Pourtant, jusqu’à récemment, la référence au modèle turc par des sociétés conservatrices où le fait religieux est prononcé était inenvisageable. Depuis la fondation de la République turque en 1923 par Mustafa Kemal Atatürk, la prise de distance avec le « monde oriental » était marquée. Mustafa Kemal souhaitait inscrire son pays dans l’Occident, en mettant sous contrôle le fait religieux comme cela était le cas, dans une certaine mesure, dans l’empire Ottoman. Atatürk, qui considérait que « l’homme politique qui a besoin du secours de la religion pour gouverner n’est qu’un lâche » et que « jamais un lâche ne devrait être investi des fonctions de chef de l’Etat », est allé jusqu’à réaliser une véritable révolution culturelle, marquée notamment par le passage de l’alphabet arabe à l’alphabet latin par la loi du 1er novembre 1928 de la nouvelle République turque qui prohibait l’usage public des caractères arabes.
Evolutions dans une longue tradition de politique étrangère
Depuis, la Turquie a joué un rôle particulier sur la scène internationale. Alliée stratégique du « bloc occidental » lors de la guerre froide, membre de l’OTAN depuis 1952, le pays a longtemps été perçu par les populations arabes comme ayant rompu avec ses racines religieuses. L’alliance avec Israël, certains épisodes du passé ottoman et l’engagement pro-occidental ont de plus ajouté à la distance entre pays arabes et Turquie.

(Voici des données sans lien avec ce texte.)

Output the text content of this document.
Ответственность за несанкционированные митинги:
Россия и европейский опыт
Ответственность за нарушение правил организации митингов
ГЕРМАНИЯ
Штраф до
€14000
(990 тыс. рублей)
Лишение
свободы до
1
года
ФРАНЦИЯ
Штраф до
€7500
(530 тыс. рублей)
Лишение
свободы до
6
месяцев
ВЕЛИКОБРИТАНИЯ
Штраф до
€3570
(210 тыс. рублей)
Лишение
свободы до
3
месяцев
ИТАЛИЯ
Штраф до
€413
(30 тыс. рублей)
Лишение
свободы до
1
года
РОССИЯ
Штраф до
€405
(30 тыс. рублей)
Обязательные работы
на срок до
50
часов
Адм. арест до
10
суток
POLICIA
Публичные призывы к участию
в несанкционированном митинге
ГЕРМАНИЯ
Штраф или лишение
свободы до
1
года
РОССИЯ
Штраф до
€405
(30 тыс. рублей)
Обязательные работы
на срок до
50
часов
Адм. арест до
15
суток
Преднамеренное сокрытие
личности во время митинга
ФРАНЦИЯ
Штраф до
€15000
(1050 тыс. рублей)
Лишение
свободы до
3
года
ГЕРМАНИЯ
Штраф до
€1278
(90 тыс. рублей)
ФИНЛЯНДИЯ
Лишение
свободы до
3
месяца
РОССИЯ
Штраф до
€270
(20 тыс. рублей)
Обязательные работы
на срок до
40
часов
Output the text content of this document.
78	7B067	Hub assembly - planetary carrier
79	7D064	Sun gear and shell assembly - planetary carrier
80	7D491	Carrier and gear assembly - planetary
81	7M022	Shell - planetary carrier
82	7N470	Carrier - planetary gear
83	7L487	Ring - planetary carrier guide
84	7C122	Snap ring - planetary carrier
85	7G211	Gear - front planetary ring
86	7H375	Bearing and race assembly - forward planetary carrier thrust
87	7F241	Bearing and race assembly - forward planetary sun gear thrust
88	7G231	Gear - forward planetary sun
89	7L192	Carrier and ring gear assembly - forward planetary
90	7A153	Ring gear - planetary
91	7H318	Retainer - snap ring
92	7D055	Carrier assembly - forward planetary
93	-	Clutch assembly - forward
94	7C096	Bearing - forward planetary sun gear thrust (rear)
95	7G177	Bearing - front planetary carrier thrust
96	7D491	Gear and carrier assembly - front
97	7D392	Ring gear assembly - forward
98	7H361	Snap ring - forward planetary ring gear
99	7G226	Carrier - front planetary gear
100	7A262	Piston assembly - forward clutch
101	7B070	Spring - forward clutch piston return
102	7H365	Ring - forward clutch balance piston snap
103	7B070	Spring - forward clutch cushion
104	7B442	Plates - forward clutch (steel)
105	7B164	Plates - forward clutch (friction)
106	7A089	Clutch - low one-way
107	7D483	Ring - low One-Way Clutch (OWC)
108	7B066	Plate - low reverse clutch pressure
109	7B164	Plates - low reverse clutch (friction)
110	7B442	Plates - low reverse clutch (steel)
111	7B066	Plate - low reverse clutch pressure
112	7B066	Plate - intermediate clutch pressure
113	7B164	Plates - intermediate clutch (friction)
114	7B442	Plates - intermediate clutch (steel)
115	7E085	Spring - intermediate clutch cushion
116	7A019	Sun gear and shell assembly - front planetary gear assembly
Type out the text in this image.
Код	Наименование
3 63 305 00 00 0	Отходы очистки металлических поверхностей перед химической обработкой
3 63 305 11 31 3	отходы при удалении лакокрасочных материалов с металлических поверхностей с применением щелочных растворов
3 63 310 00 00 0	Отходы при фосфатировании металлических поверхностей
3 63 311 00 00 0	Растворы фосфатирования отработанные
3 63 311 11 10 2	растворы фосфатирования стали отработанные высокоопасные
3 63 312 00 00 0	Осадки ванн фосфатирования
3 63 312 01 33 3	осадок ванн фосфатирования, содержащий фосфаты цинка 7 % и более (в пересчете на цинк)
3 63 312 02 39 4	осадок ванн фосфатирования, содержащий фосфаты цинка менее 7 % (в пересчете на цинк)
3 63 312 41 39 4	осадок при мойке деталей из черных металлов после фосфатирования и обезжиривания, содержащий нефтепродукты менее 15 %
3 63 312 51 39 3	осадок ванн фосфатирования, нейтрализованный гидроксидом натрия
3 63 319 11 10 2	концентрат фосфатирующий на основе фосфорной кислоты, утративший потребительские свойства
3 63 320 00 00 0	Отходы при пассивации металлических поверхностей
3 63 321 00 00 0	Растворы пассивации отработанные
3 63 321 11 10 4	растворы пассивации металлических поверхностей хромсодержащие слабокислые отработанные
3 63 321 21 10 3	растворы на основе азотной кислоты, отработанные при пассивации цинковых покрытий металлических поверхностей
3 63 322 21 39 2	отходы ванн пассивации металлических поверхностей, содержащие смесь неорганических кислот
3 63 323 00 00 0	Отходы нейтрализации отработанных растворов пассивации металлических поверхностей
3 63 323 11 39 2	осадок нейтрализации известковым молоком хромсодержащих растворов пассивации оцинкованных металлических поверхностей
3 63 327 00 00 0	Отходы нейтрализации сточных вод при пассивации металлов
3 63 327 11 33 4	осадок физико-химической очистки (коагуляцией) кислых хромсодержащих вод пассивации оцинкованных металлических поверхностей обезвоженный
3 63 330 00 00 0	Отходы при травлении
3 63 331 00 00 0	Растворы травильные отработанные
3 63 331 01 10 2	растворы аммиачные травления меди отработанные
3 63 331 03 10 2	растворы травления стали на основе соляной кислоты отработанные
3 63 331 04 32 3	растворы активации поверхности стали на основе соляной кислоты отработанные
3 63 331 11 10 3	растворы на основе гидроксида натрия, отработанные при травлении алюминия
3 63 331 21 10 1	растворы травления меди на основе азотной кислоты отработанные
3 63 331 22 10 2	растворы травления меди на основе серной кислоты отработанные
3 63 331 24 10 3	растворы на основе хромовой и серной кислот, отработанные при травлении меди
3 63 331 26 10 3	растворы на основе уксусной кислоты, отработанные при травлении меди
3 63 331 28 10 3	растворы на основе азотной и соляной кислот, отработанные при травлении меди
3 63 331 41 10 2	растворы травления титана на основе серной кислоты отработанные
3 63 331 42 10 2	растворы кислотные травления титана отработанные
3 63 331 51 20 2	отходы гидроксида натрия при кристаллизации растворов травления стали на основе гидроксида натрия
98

Cependant, l’accession au pouvoir de l’AKP (parti de la justice et du développement) fin 2002, affichant son identité musulmane dans un pays constitutionnellement laïc, a permis une identification plus forte des populations arabo-musulmanes. Le changement de majorité politique, toujours en place aujourd’hui, a en outre marqué un tournant dans la politique étrangère turque. La Turquie est indéniablement devenue plus visible, plus active au Moyen-Orient, notamment à travers la politique menée par Ahmet Davotoglu, ministre des affaires étrangères. Partisan d’un rééquilibrage de la diplomatie turque, il a souhaité développer les liens avec l’ensemble des voisins tout en accordant une importance spécifique à l’ouverture au monde musulman, longtemps négligée par les gouvernements depuis 1923.
Cette réorientation s’est traduite par des évènements ponctuels. L’intervention spectaculaire et fortement médiatisée de l’actuel premier ministre turc, Recep Tayyip Erdogan, lors du sommet de Davos de 2009 a également ouvert la voie à une admiration de la rue arabe, reprochant le silence de leurs propres dirigeants. Dénonçant clairement la politique israélienne en présence de Shimon Peres, le premier ministre turc a régulièrement condamné Israël, de Gaza à l’épisode de la flottille lors duquel neuf citoyens turcs ont perdu la vie.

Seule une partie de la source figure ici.